As recounted in a previous article , losing a parent for those of us living overseas carries some extra challenges. During my own ordeal I learnt some hard lessons that I wanted to share.
This first step is about laying the foundations for information safekeeping and sharing before anything happens. This is not about the emotional turmoil and dilemmas you might be facing. In our case, our father was diagnosed with terminal cancer without any previous warnings; we were not prepared; we had to scramble. I was faced with the decision of staying with him in France or going back to my life in Australia, I chose to stay with him. The process does not end when someone passes away either, as another starts. For that it was a few more months before I could return to Australia.
The first step is to start collecting information and documents and keeping them in a central location as early as possible. For that, we leveraged technology. Getting started before anything happens to your parent will free up precious time and resources at a time when they’re most needed. This is even more so critical if you have siblings or live at distance. This of course assumes that like my sister and I, you have total trust and are open to share information.
From a technology perspective we needed to securely store documents as well as be able to access them at anytime, from anywhere and with any device.
We also discovered that internet speed in our hometown in South West France was abysmal. We only had ADSL at home and poor cell tower coverage outside the main towns. It was at time very frustrating. So being able to have offline access was critical.
So here is what I recommend:
- Cloud base storage to keep copies of important
documents. We used GoogleDrive, but there is DropBox, OneDrive and others; store:
- Birth/death certificates
- Livret de famille (France)
- Photocopies of passports, ID cards (certified)
- Power of attorney
- Insurance policies
- Vehicles registration papers
- Property titles
- DNR or other instructions (if there are any)
- Medical certificates
- Medical records
- Doctors death certificate with cause of death (required by insurances)
- Including photos of jewellery, paintings, furniture
- Pictures of documents taken with phone
- Personal Banking info (IBANs, RIBs)
- Proof of residency less than 3 months old (you will
need this for Tax purposes, opening bank accounts etc)
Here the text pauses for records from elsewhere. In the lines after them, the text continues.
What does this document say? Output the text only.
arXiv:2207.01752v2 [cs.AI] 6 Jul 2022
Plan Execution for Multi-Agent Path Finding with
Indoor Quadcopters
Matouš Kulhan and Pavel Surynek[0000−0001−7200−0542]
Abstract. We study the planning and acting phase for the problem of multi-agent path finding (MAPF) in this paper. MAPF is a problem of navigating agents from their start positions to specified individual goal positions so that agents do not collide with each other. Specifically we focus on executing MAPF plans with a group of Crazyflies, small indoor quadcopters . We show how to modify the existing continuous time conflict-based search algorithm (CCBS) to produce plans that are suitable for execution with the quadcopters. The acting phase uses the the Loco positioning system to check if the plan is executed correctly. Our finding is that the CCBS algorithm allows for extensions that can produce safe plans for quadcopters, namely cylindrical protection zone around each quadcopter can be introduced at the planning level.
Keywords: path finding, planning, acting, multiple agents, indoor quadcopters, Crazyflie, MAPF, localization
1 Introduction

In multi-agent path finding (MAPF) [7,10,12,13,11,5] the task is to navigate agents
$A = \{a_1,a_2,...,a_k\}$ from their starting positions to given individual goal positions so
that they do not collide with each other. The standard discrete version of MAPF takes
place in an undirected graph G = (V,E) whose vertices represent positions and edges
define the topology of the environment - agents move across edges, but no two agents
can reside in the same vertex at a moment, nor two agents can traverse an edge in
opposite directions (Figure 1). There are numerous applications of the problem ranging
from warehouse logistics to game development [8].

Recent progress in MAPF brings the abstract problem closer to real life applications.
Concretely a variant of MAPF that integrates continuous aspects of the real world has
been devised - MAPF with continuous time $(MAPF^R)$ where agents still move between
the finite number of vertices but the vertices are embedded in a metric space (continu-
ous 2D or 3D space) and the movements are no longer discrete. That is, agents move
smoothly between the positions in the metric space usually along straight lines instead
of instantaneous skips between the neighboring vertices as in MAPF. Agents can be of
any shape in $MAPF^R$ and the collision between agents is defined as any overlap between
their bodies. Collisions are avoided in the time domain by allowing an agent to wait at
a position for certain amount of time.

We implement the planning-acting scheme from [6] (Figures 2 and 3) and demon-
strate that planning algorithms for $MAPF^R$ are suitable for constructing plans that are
- Water, gas/electricity bill, phone, rent
- Tax File Number/TIN (USA) and other documentation required for FATCA
- Scan/upload important documents and old mail, so you can access at any times from anywhere
- Scan all relevant/important incoming new correspondence
- Save all outgoing correspondence, including emails
- Gmail account to be share between siblings (for all electronic correspondence with banks, insurances, notary etc). We use Labels to reflect the Cloud storage structure
- OneNote, to share research, web links, daily to do lists, notes taken on the run, drafts etc
- Get online access and go digital as much as
- Agencies such as Medicare and pensions
- Password Manager (eg LastPass, 1Password)
- For your own use and your parent(s)
- Local cell phone/SIM Card to have a local number and data access (it might be easier to have one added to your Parent existing account if overseas, more on this in future article)
- A Skype subscription and credits and even getting a Skype (VOIP) number or similar. This allows you to get calls redirected to you overseas at a lower cost and send SMS.
- Excel to start keeping tracks of bank accounts,
loans, investments, expenses
- In France, the first stage of a succession is for the Notary to collate the deceased assets vs. liabilities. Having already done this gave us a head start.
- Keep a spreadsheet of who is spending/paying for what (this is important between siblings too)
- Create Word templates for emails and letters with your contact details as well as the Notary/Will executor contact details. Being consistent in communications is important. We came to realise that we were not a fluent in French as we were in English!
- Keep a good size USB key on your key-ring; you never know when you might need to copy something (remember to virus scan!)
In my next post I will look into the facts finding or discovery that you can do remotely, long before anything goes wrong. In the meantime, feel free to drop me a line or comment below. By no means is the above meant to be an exhaustive list, and everyone’s case is unique. I hope it can guide you to being better prepared.
Disclaimer: I do not provide any kind of legal or financial advice. You should seek counsel from professionals on those matters to ensure it suits your situation. The advice provided is purely based on personal opinion and experience.